Senator Elizabeth Warren (D-MA) criticized North Korea’s crypto usage and the rise of crypto “pig butchering” scams at a Thursday hearing of the Senate of Armed Services, claiming that cryptocurrency as a whole poses “a threat to our national security.”
Questioning Admiral John C. Aquilino of the United States Indo-Pacific Command, Warren alleged that North Korea could pay for over 56 intercontinental ballistic missiles with the $1.7 billion worth of crypto the country stole in 2022.
When asked by Warren if the number surprised him, Aquilino confessed it did not.
North Korea has long been known for its crypto malware groups, with state-sponsored hacking collective the Lazarus Group and crypto mixer Sinbad sanctioned by the U.S. Treasury Department’s Office of Foreign Assets Control (OFAC) in November 2023 for illicit activities.
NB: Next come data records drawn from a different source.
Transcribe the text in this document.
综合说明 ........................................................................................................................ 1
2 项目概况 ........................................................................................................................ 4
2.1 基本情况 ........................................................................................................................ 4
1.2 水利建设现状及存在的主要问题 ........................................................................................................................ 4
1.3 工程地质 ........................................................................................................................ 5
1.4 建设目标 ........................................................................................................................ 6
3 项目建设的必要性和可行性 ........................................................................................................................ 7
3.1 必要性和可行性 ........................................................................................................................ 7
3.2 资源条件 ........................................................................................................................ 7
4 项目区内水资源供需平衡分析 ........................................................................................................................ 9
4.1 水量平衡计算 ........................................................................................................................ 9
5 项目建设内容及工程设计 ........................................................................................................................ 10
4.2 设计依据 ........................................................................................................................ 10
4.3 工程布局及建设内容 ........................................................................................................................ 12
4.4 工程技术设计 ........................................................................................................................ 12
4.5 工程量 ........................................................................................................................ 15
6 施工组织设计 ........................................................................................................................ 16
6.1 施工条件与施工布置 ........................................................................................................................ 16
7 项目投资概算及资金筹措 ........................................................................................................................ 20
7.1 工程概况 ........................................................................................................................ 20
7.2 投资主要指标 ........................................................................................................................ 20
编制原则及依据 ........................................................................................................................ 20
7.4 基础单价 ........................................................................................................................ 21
“(Crypto) is helping rogue states,” said Warren. “It’s helping terrorists. It’s helping criminal organizations fund their operations on a scale like we have never seen before.”
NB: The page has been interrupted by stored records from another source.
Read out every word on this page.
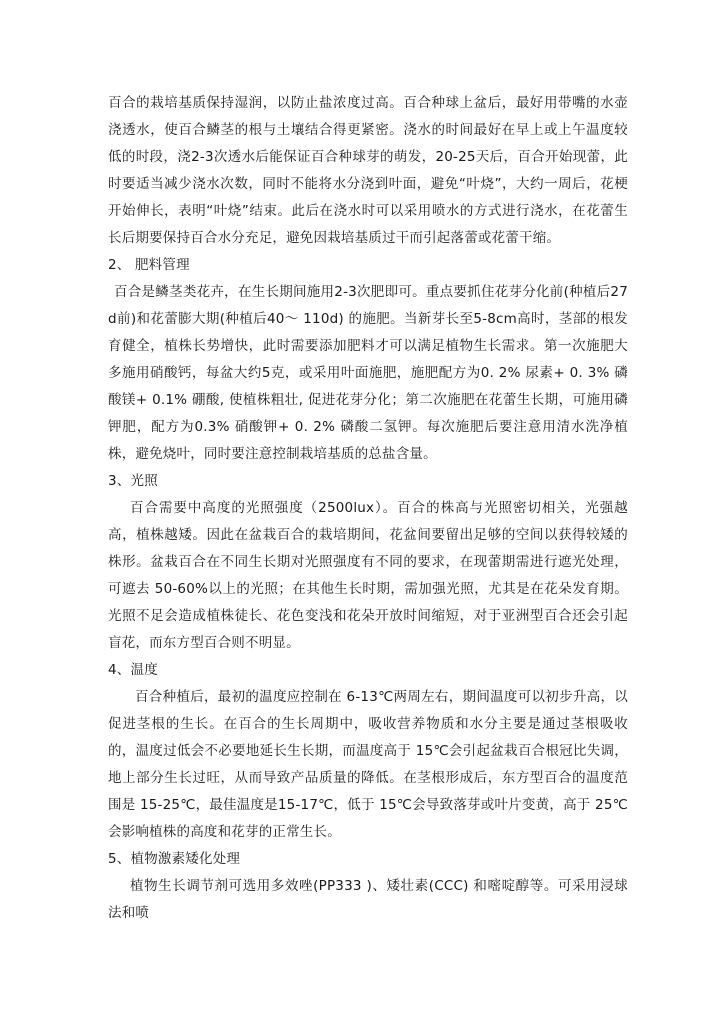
百合的栽培基质保持湿润，以防止盐浓度过高。百合种球上盆后，最好用带嘴的水壶浇透水，使百合鳞茎的根与土壤结合得更紧密。浇水的时间最好在早上或上午温度较低的时段，浇2-3次透水后能保证百合种球芽的萌发，20-25天后，百合开始现蕾，此时要适当减少浇水次数，同时不能将水分浇到叶面，避免“叶烧”，大约一周后，花梗开始伸长，表明“叶烧”结束。此后在浇水时可以采用喷水的方式进行浇水，在花蕾生长后期要保持百合水分充足，避免因栽培基质过干而引起落蕾或花蕾干缩。

2、 肥料管理

百合是鳞茎类花卉，在生长期间施用2-3次肥即可。重点要抓住花芽分化前(种植后27d前)和花蕾膨大期(种植后40～ 110d) 的施肥。当新芽长至5-8cm高时，茎部的根发育健全，植株长势增快，此时需要添加肥料才可以满足植物生长需求。第一次施肥大多施用硝酸钙，每盆大约5克，或采用叶面施肥，施肥配方为0. 2% 尿素+ 0. 3% 磷酸镁+ 0.1% 硼酸, 使植株粗壮, 促进花芽分化；第二次施肥在花蕾生长期，可施用磷钾肥，配方为0.3% 硝酸钾+ 0. 2% 磷酸二氢钾。每次施肥后要注意用清水洗净植株，避免烧叶，同时要注意控制栽培基质的总盐含量。

3、光照

百合需要中高度的光照强度（2500lux）。百合的株高与光照密切相关，光强越高，植株越矮。因此在盆栽百合的栽培期间，花盆间要留出足够的空间以获得较矮的株形。盆栽百合在不同生长期对光照强度有不同的要求，在现蕾期需进行遮光处理，可遮去 50-60%以上的光照；在其他生长时期，需加强光照，尤其是在花朵发育期。光照不足会造成植株徒长、花色变浅和花朵开放时间缩短，对于亚洲型百合还会引起盲花，而东方型百合则不明显。

4、温度

百合种植后，最初的温度应控制在 6-13℃两周左右，期间温度可以初步升高，以促进茎根的生长。在百合的生长周期中，吸收营养物质和水分主要是通过茎根吸收的，温度过低会不必要地延长生长期，而温度高于 15℃会引起盆栽百合根冠比失调，地上部分生长过旺，从而导致产品质量的降低。在茎根形成后，东方型百合的温度范围是 15-25℃，最佳温度是15-17℃，低于 15℃会导致落芽或叶片变黄，高于 25℃会影响植株的高度和花芽的正常生长。

5、植物激素矮化处理

植物生长调节剂可选用多效唑(PP333 )、矮壮素(CCC) 和嘧啶醇等。可采用浸球法和喷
However, blockchain intelligence firm Chainalysis’ 2024 Crypto Crime Report found that funds sent to crypto mixers from illicit addresses decreased by nearly half a billion dollars last year “likely due to law enforcement and regulatory efforts.”
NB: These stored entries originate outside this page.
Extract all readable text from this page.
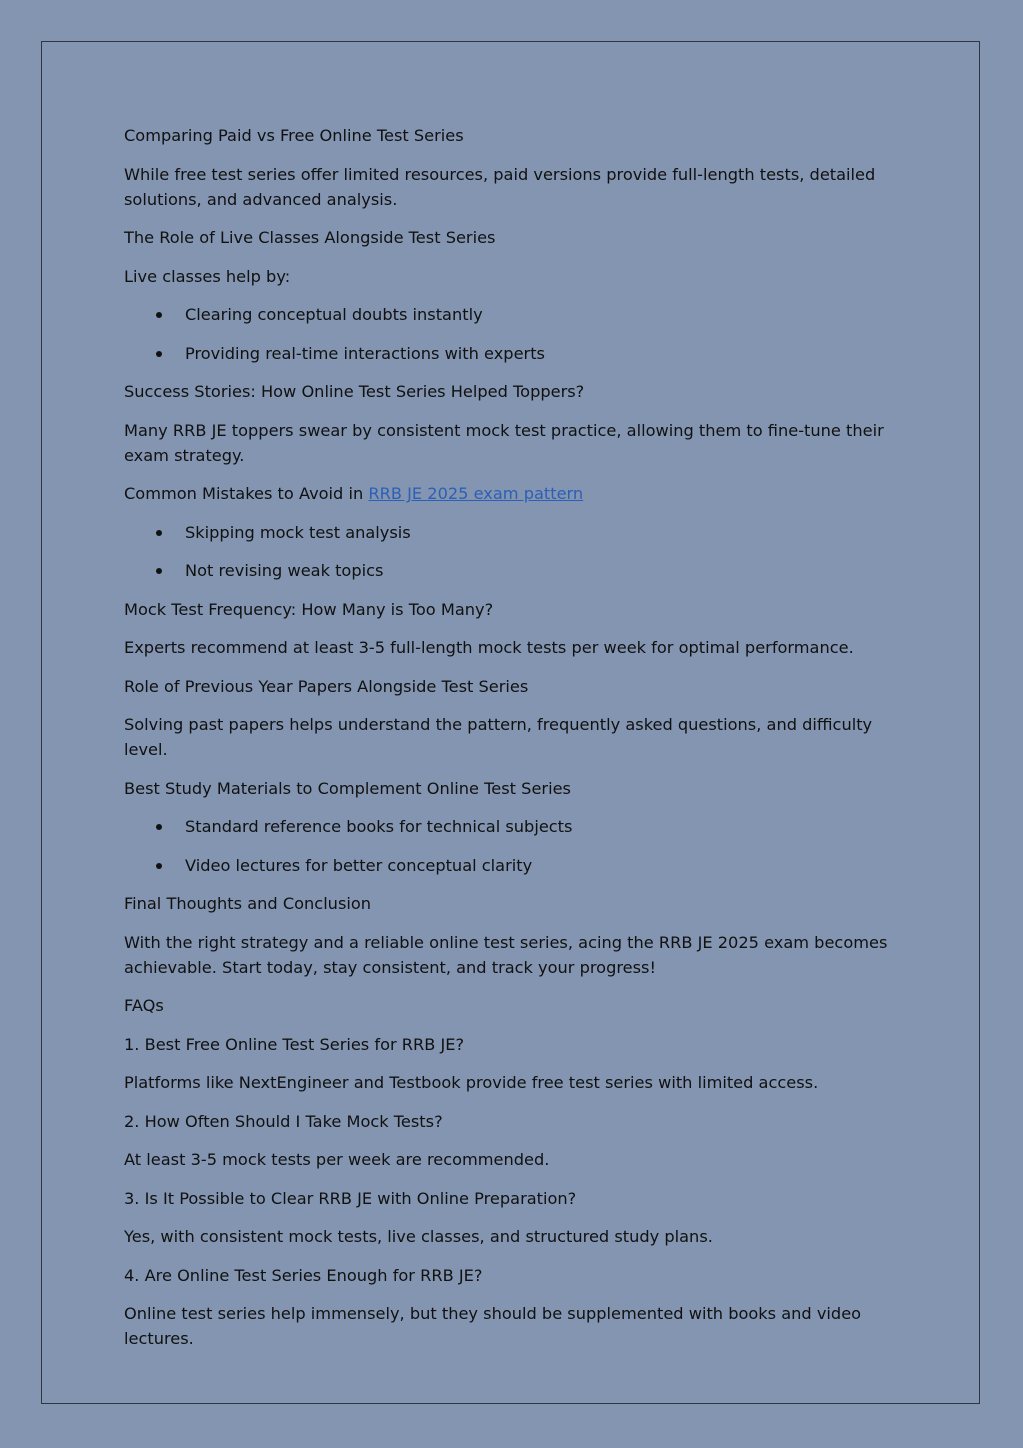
Comparing Paid vs Free Online Test Series

While free test series offer limited resources, paid versions provide full-length tests, detailed solutions, and advanced analysis.

The Role of Live Classes Alongside Test Series

Live classes help by:

Clearing conceptual doubts instantly
Providing real-time interactions with experts

Success Stories: How Online Test Series Helped Toppers?

Many RRB JE toppers swear by consistent mock test practice, allowing them to fine-tune their exam strategy.

Common Mistakes to Avoid in RRB JE 2025 exam pattern

Skipping mock test analysis
Not revising weak topics

Mock Test Frequency: How Many is Too Many?

Experts recommend at least 3-5 full-length mock tests per week for optimal performance.

Role of Previous Year Papers Alongside Test Series

Solving past papers helps understand the pattern, frequently asked questions, and difficulty level.

Best Study Materials to Complement Online Test Series

Standard reference books for technical subjects
Video lectures for better conceptual clarity

Final Thoughts and Conclusion

With the right strategy and a reliable online test series, acing the RRB JE 2025 exam becomes achievable. Start today, stay consistent, and track your progress!

FAQs

1. Best Free Online Test Series for RRB JE?

Platforms like NextEngineer and Testbook provide free test series with limited access.

2. How Often Should I Take Mock Tests?

At least 3-5 mock tests per week are recommended.

3. Is It Possible to Clear RRB JE with Online Preparation?

Yes, with consistent mock tests, live classes, and structured study plans.

4. Are Online Test Series Enough for RRB JE?

Online test series help immensely, but they should be supplemented with books and video lectures.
Warren’s criticism of crypto did not stop with North Korea, however. In her testimony Thursday, the senator claimed that “more than 40,000 people in the United States lost more than $3.5 billion dollars in pig butchering crypto scams that we know of” in last year alone.
Common across southeast Asia, “pig butchering” involves perpetrators exploiting a victim’s trust in order to increase the amount of funds a given victim will send to them.